Still, Clement's finger pointing at speculation says little. Etymologically, to speculate means observing external phenomena (from the Latin speculari, to examine; from specere, to look) and then acting on the acquired knowledge. This is what anyone would expect from any good money manager. Instead, the aforementioned financial bubble is just inflating prices and quotations.

What has been said so far about the financialisation of the economy and society as whole applies in the same or similar terms to any one raw material or economic sector.

This is a fundamental issue that has many political and ethical implications, but which cannot explain why investors have opted for oil and not something else.

The unexpected demand for oil from China and India and the thirst for distillate fuels might explain oil prices at US$ 50-52 but not US$ 70. Even Iraq cannot be the cause for the additional US$ 18-20 since Iraqi oil exports have remained more or less at expected levels.

Only if Saudi Arabia and Iran, the world's two major oil exporters, were involved in some catastrophic scenario could higher prices be justified.

Even AsiaNews a year ago wrote that the price of crude oil might rise to US$ 60-90 but only if these two countries were affected by some major crisis. Even then, when the price of a barrel of oil was around US$ 30, such a prediction was chancy.

For the record, let us not forget that in June 2004, when a barrel reached US$ 40, Mr Clement expected prices to drop to around US$ 28 and stay there.

What is more, the German Minister might simply be playing politics when he says that it is necessary to break the back of financial and political speculation.

In the last German elections, his leftwing governing coalition beat the centre-right opposition by a mere 8,500 vote by promising to keep Germany out of any looming US-led intervention in Iraq.

Currently, the outgoing Schröder government is poised to lose the September 18 elections and might be trying to go for broke playing the neutrality card that is so dear to the German electorate.

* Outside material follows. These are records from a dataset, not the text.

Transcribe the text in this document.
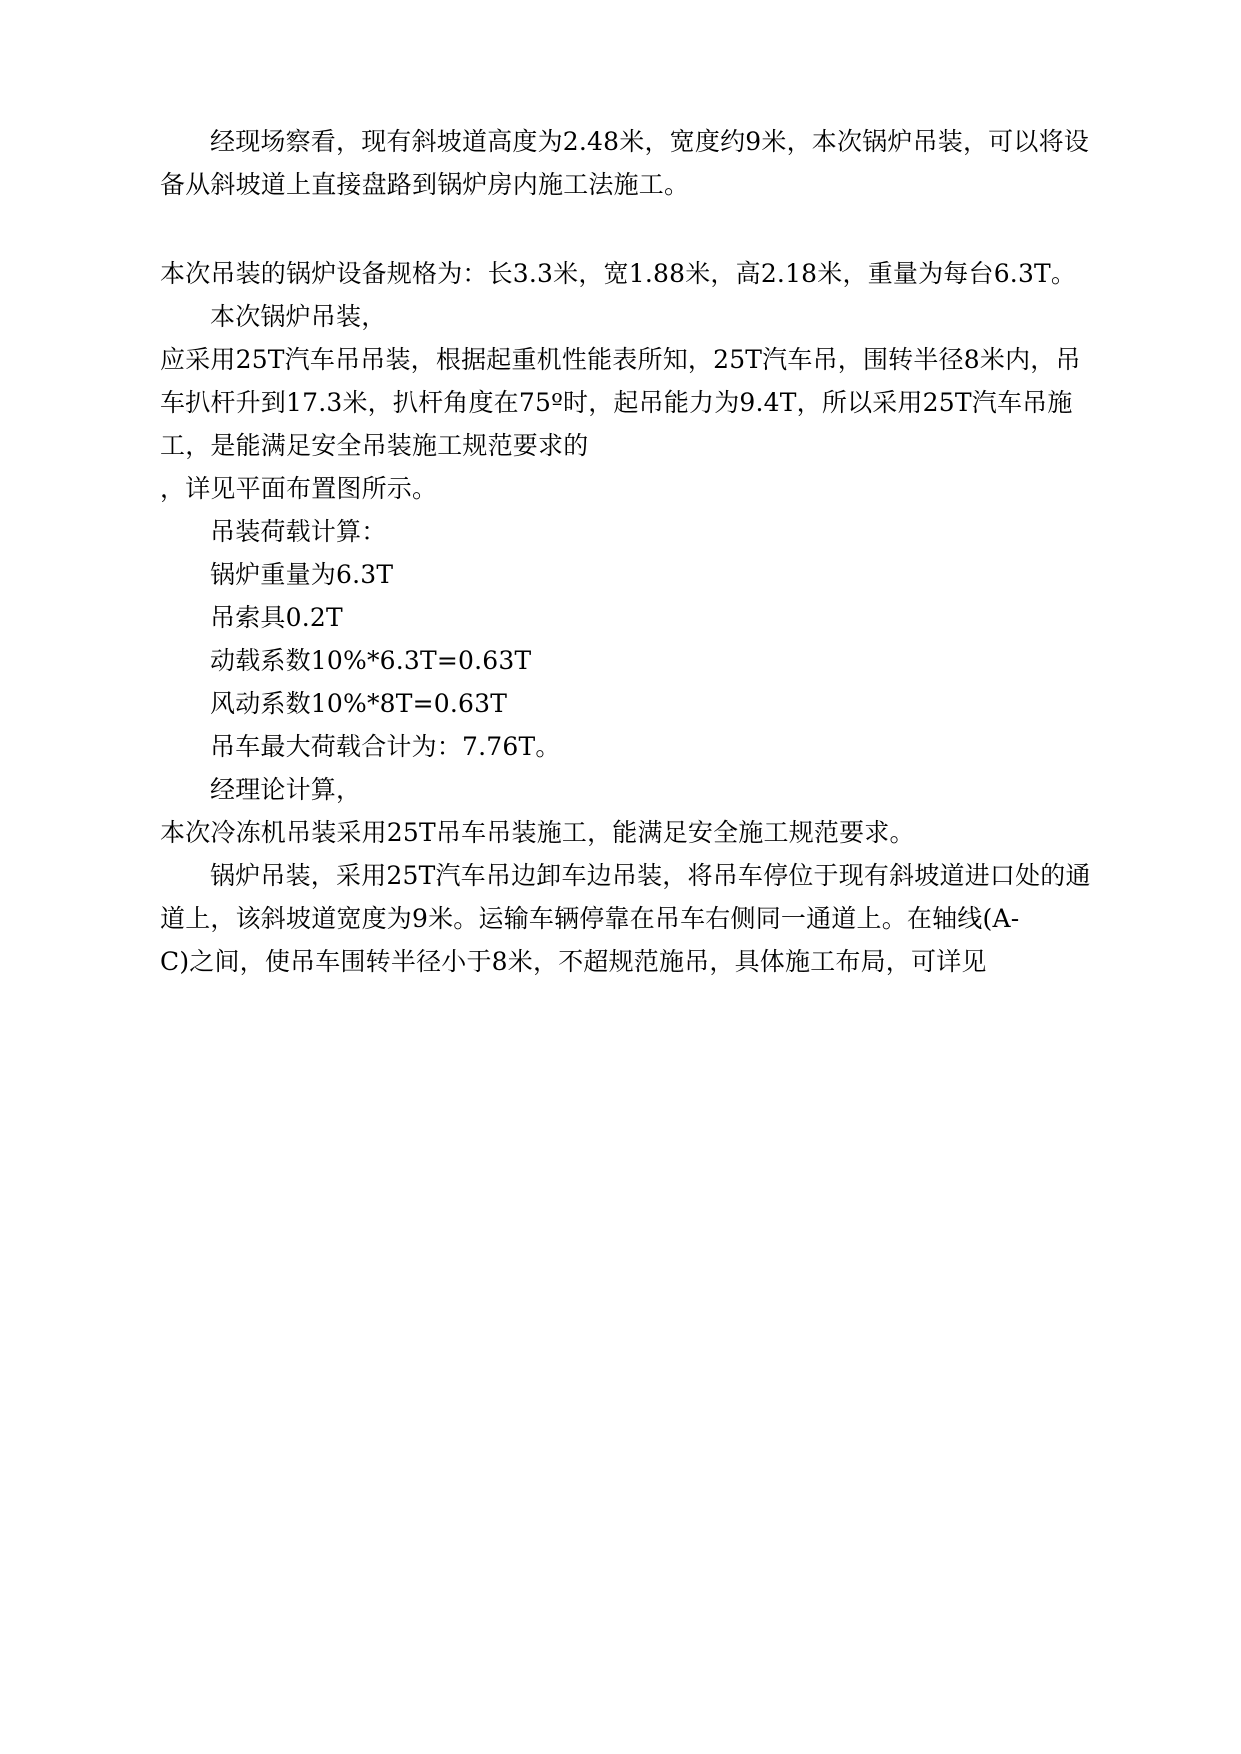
经现场察看，现有斜坡道高度为2.48米，宽度约9米，本次锅炉吊装，可以将设备从斜坡道上直接盘路到锅炉房内施工法施工。

本次吊装的锅炉设备规格为：长3.3米，宽1.88米，高2.18米，重量为每台6.3T。

本次锅炉吊装，

应采用25T汽车吊吊装，根据起重机性能表所知，25T汽车吊，围转半径8米内，吊车扒杆升到17.3米，扒杆角度在75º时，起吊能力为9.4T，所以采用25T汽车吊施工，是能满足安全吊装施工规范要求的

，详见平面布置图所示。

吊装荷载计算：

锅炉重量为6.3T

吊索具0.2T

动载系数10%*6.3T=0.63T

风动系数10%*8T=0.63T

吊车最大荷载合计为：7.76T。

经理论计算，

本次冷冻机吊装采用25T吊车吊装施工，能满足安全施工规范要求。

锅炉吊装，采用25T汽车吊边卸车边吊装，将吊车停位于现有斜坡道进口处的通道上，该斜坡道宽度为9米。运输车辆停靠在吊车右侧同一通道上。在轴线(A-

C)之间，使吊车围转半径小于8米，不超规范施吊，具体施工布局，可详见
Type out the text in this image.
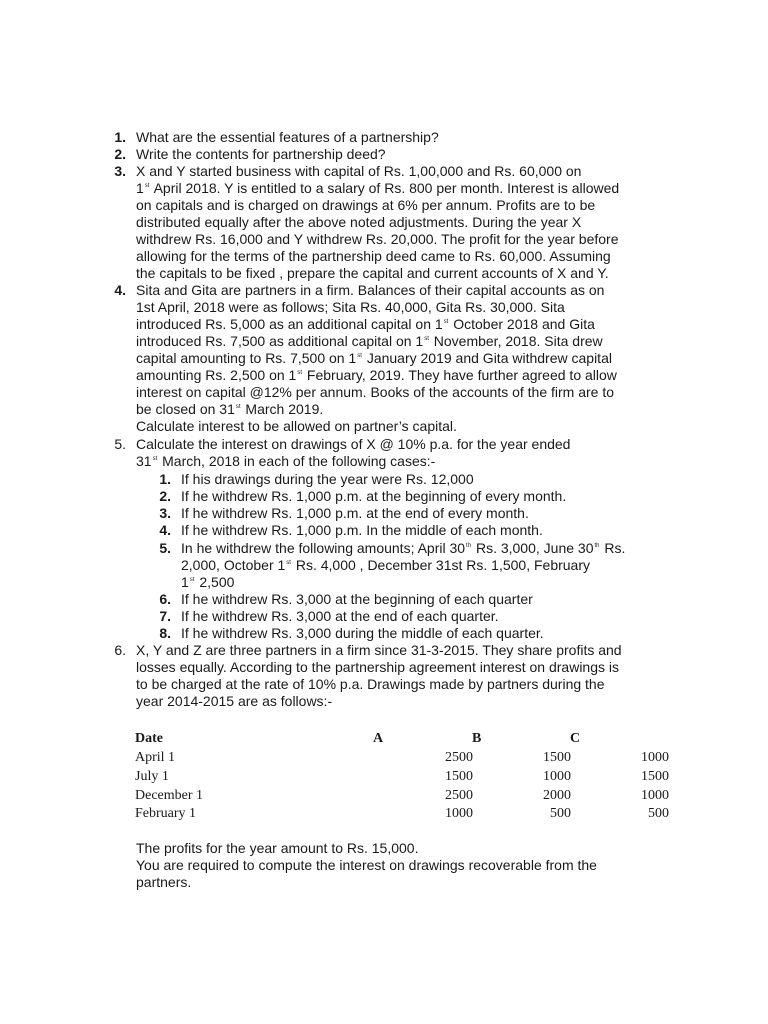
1. What are the essential features of a partnership?
2. Write the contents for partnership deed?
3. X and Y started business with capital of Rs. 1,00,000 and Rs. 60,000 on
1st April 2018. Y is entitled to a salary of Rs. 800 per month. Interest is allowed
on capitals and is charged on drawings at 6% per annum. Profits are to be
distributed equally after the above noted adjustments. During the year X
withdrew Rs. 16,000 and Y withdrew Rs. 20,000. The profit for the year before
allowing for the terms of the partnership deed came to Rs. 60,000. Assuming
the capitals to be fixed , prepare the capital and current accounts of X and Y.
4. Sita and Gita are partners in a firm. Balances of their capital accounts as on
1st April, 2018 were as follows; Sita Rs. 40,000, Gita Rs. 30,000. Sita
introduced Rs. 5,000 as an additional capital on 1st October 2018 and Gita
introduced Rs. 7,500 as additional capital on 1st November, 2018. Sita drew
capital amounting to Rs. 7,500 on 1st January 2019 and Gita withdrew capital
amounting Rs. 2,500 on 1st February, 2019. They have further agreed to allow
interest on capital @12% per annum. Books of the accounts of the firm are to
be closed on 31st March 2019.
Calculate interest to be allowed on partner’s capital.
5. Calculate the interest on drawings of X @ 10% p.a. for the year ended
31st March, 2018 in each of the following cases:-
1. If his drawings during the year were Rs. 12,000
2. If he withdrew Rs. 1,000 p.m. at the beginning of every month.
3. If he withdrew Rs. 1,000 p.m. at the end of every month.
4. If he withdrew Rs. 1,000 p.m. In the middle of each month.
5. In he withdrew the following amounts; April 30th Rs. 3,000, June 30th Rs.
2,000, October 1st Rs. 4,000 , December 31st Rs. 1,500, February
1st 2,500
6. If he withdrew Rs. 3,000 at the beginning of each quarter
7. If he withdrew Rs. 3,000 at the end of each quarter.
8. If he withdrew Rs. 3,000 during the middle of each quarter.
6. X, Y and Z are three partners in a firm since 31-3-2015. They share profits and
losses equally. According to the partnership agreement interest on drawings is
to be charged at the rate of 10% p.a. Drawings made by partners during the
year 2014-2015 are as follows:-
Date	A	B	C
April 1	2500	1500	1000
July 1	1500	1000	1500
December 1	2500	2000	1000
February 1	1000	500	500
The profits for the year amount to Rs. 15,000.
You are required to compute the interest on drawings recoverable from the
partners.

With government leaders openly suggesting that Israel might attack Iran's nuclear installations, the centre-right coalition led by Christian Democratic Angela Merkel might be left holding the bag left by the Israelis and the Americans. The future will tell who was right.

As for us, we won't shy away from taking chances and renew our predictions for crude oil prices which might, in case of a major Persian Gulf crisis, go as high as US$ 100-120.

In any event, blaming Katrina for the current price levels of oil is even chancier, if not outright foolish.